Affluent and attractive, the lakes of Italy are among the crème de la crème of European destinations. With a stunning stretch of dramatic mountains, clear waters and floral villages, they make up some of the country’s most treasured sights. There are five major lakes in the Italian lake district – Maggiore, Lugano, Iseo, Como and Garda – the latter two which I was recently able to tick off the bucket list.

Recently made famous as the location of George Clooney’s holiday home – and it’s not hard to see why – Como offers some of the most ruggedly charming scenery of the Lombardy region. Shaped like an upside-down Y, it’s nestled between lust forests and the snow-topped Rhaetian Alps – such that, despite its lavish array of restaurants, boutiques and hotels, it retains a sense of rustic magic. Whether you’re looking out from Como’s promenade or down from the scenic funicular railway, the view never ceases to delight.


Lake Como

The lake is bordered by several picturesque and easily-accessible villages, particularly the trio in the middle (the mid-point of the Y shape): Varenna, Menaggio, and the town of Bellagio. There’s also Villa Carlotta based near Tremezzo, a 17th-century mansion boasting a botanic garden, art masterpieces and 70,000 square metres of formal terraced gardens. All alike in beauty, it becomes fairly difficult to tell them apart.

Putting Como’s aesthetic appeal aside, however, it’s also very upmarket. With boats, villas and luxury resorts, it’s no surprise that Como attracts the likes of Hollywood A-listers and retired rich folk; it’s a holiday of comfort, and this comes at a price. But there are still plenty of affordable things to do and see: the Museo Didattico della Seta traces the history of Como’s silk industry, the Duomo is the last Gothic cathedral built in Lombardy, and for panoramic views of the region, Faro Voltiano is an ideal spot to watch the sun rise or set.


Peschiera del Garda

By welcome contrast, Garda has a less exclusive feel, another notch on its belt of assets. Perhaps that’s owing to its greater cultural and geographical diversity: as the largest of all the lakes, it straddles three regions – the verdant plains of Lombardy to the west, the mountainous Trentino-Alto Adige to the north, and rolling vineyards of Veneto to the east. It’s surrounded by a Mediterranean landscape of olive groves and citrus orchards, some of the greatest scenery in all of Italy.

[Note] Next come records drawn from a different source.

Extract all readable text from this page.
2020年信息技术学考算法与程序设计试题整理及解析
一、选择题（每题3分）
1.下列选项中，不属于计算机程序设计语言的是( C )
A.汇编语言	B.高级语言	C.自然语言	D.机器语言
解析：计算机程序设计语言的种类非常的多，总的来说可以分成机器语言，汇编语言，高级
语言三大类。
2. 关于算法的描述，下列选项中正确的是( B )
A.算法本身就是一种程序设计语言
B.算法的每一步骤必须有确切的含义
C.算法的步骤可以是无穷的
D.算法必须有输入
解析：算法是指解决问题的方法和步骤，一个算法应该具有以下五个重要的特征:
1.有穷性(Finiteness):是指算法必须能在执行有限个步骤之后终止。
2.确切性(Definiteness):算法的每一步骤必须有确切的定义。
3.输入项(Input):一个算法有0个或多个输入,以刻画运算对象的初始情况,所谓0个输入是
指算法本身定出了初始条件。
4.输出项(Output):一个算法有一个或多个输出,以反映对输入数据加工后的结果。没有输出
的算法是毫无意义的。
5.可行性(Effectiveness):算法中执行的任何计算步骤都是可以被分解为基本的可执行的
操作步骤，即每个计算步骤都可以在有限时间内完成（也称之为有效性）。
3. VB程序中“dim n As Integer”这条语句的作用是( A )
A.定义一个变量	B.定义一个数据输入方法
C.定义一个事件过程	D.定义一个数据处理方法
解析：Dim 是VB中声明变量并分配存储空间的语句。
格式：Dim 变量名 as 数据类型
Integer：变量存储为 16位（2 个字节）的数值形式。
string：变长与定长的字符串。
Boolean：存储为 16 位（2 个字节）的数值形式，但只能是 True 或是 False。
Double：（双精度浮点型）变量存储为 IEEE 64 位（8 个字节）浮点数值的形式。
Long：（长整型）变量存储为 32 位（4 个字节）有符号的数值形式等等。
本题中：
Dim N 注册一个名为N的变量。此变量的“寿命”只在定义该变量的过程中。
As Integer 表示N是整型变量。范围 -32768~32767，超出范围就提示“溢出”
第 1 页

Garda’s most popular destination is Sirmione, famous since antiquity for its ancient port and thermal waters. It stretches along a thin peninsula about 4km into the Lake, offering expansive views onto its blue horizons. Testament to its appeal, the town has stimulated the sensibilities of various artists, notably James Joyce and Ezra Pound who met here in 1920, Tennyson who described his impressions of it in a poem, and Maria Callas who bought a villa there.


Lake Garda

One of the highlights of Garda is how easy it is to get off the beaten track and discover other exquisite spots. Within easy cycling distance of Sirmione is the medieval fishing village of Peschiera del Garda: its fortress, initially built in the 10th century, was once the headquarters of the Republic of Venice. The more you continue around the lake, the more areas of interest you won’t want to miss – and you should allow plenty of time to savour them.

D. H. Lawrence described Garda as ‘a lake as beautiful as the beginning of creation.’ His description may as well reference the entire region: rich in allure and sparklingly fresh, the lakes possess a natural beauty and purity which you don’t normally expect from such a tourist hotspot. They’ll make the perfect detour between Italian cities, to the extent that you’ll regret not making them the central point of the vacation.